Putting The “Dangereuses” In “Les Liaisons Dangereuses”

by Rachel Bellwoar

According to the opening credits of Roger Vadim’s Les Liaisons Dangereuses, marriage is a game of chess, but you can’t play a game without knowing the rules and the first thing to notice about this chessboard is Juliette (Jeanne Moreau) and Valmont (Gérard Philipe) are on the same side. Instead of husband and wife competing against one another other, the black king and queen are hosting a party and their lovers are among the invited guests. Juliette and Valmont may not play by the rules of “conventional” marriage, but that doesn’t mean there aren’t rules, and when one of their lovers (Juliette’s, played by Nicolas Vogel) gets engaged without telling her, the insult can’t be allowed to pass.
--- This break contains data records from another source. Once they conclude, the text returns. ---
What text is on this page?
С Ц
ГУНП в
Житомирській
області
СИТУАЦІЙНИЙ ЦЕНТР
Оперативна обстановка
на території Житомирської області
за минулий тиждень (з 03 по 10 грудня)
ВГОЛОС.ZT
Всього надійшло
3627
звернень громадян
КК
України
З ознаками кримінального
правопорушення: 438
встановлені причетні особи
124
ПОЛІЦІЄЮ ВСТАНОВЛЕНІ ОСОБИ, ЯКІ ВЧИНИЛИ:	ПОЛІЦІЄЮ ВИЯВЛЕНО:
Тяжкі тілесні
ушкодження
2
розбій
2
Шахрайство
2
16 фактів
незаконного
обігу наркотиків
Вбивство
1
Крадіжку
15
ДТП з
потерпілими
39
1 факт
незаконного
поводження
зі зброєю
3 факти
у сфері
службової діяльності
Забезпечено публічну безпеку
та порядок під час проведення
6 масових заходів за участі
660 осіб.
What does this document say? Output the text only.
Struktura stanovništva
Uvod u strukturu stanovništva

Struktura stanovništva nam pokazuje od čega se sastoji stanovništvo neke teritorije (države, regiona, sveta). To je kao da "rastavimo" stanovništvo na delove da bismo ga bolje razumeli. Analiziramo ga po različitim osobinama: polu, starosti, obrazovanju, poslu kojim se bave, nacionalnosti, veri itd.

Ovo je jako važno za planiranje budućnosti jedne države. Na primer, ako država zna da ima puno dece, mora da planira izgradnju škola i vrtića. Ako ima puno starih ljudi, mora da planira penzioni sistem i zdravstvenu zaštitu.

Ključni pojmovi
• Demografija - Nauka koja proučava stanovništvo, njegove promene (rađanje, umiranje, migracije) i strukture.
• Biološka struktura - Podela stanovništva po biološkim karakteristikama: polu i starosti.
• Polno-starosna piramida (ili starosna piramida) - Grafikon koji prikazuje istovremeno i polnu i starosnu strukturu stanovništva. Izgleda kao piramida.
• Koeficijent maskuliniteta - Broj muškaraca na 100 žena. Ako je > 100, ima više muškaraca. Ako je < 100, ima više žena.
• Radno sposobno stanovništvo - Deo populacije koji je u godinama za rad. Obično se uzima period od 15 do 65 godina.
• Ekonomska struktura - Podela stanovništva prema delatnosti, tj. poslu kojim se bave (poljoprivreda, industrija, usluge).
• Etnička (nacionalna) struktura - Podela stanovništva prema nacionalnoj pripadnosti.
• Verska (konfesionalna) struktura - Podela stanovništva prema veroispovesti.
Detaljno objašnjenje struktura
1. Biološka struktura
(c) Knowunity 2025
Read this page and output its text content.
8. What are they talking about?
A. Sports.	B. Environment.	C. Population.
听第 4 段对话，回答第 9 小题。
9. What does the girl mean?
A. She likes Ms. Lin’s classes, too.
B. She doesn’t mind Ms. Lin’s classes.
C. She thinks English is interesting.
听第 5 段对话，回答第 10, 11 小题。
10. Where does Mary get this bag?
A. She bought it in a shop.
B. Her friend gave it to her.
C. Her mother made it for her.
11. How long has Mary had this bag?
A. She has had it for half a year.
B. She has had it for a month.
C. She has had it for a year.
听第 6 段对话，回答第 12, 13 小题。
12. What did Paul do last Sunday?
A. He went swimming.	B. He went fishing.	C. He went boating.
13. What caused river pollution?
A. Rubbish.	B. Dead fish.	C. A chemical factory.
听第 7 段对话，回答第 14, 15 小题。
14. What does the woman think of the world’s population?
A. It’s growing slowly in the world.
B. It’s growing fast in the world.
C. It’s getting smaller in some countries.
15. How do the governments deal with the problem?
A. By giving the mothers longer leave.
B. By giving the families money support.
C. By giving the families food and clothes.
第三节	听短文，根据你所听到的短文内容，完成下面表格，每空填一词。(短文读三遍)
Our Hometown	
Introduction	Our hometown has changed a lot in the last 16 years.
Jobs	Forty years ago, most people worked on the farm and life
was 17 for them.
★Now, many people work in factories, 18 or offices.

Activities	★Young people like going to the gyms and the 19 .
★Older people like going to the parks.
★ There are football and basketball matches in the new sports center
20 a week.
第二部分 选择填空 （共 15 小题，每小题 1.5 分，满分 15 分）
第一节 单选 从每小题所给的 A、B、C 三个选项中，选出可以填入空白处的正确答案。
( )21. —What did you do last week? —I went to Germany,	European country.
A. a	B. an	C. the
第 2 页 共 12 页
Juliette does what any scorned woman would do – asks her husband to sleep with her lover’s fiancée, Cécile (Jeanne Valérie) – and her husband, while less enthused about seducing his cousin, quickly comes around to her plan, but then he meets Marianne (Annette Stroyberg), a bigger (married) fish to fry, and he can’t help but split his attentions.
The problem isn’t that Valmont wants to have sex with someone his wife didn’t assign (affairs are welcome as long as they tell each other about them) but the restraint he shows while seducing her. And if Les Liaisons Dangereuses ultimately does take a moralistic view on an open marriage, it’s not because they’re not monogamous. It’s because of how they treat the people they’re having extramarital affairs with — taking advantage of them and going out of their way to ruin their lives. It’s when Valmont doesn’t do this (at least to the degree that’s he capable of, given he’s pursuing a married woman, no matter what) that the arrangement starts to fall apart.
“Cruel” is a word film historian Kat Ellinger uses to describe the movie in her commentary track and these aren’t characters you’re meant to like, but it’s like they’re the spiders, and you’re the fly. At the same time you’re wondering why nobody can withstand their web, you’re getting tangled up in it yourself. Juliette and Valmont are at the center of it all, but the film doesn’t neglect its side characters, as seen with Cécile’s already compromised love life before Valmont gets involved.
This is definitely a film where it’s worth taking the time to replay a scene if you’re feeling confused. A lot of names get thrown at you at the beginning and keeping up with the subtitles (for no fault of their own) isn’t easy, due to the speed of the dialogue, the cunning of the characters, and how their strategies change on a dime. They also following a logic that takes some getting to, and while it does make sense, it won’t if you don’t catch everything.
Amazingly (as Ellinger discusses in her commentary track, along with Vadim’s direction), Les Liaisons Dangereuses is based on an 18th  century epistolary novel. Vadim’s is one of the few adaptations (along with Roger Cumble’s Cruel Intentions) to reset it for modern times (it came out in 1959). It works and Ellinger makes some great observations about how Vadim incorporates the letters, the snow, and how the editing “brings you into people’s inner worlds.”
Les Liaisons Dangereuses is available on Blu-Ray and DVD starting November 12thfrom Kino Lorber.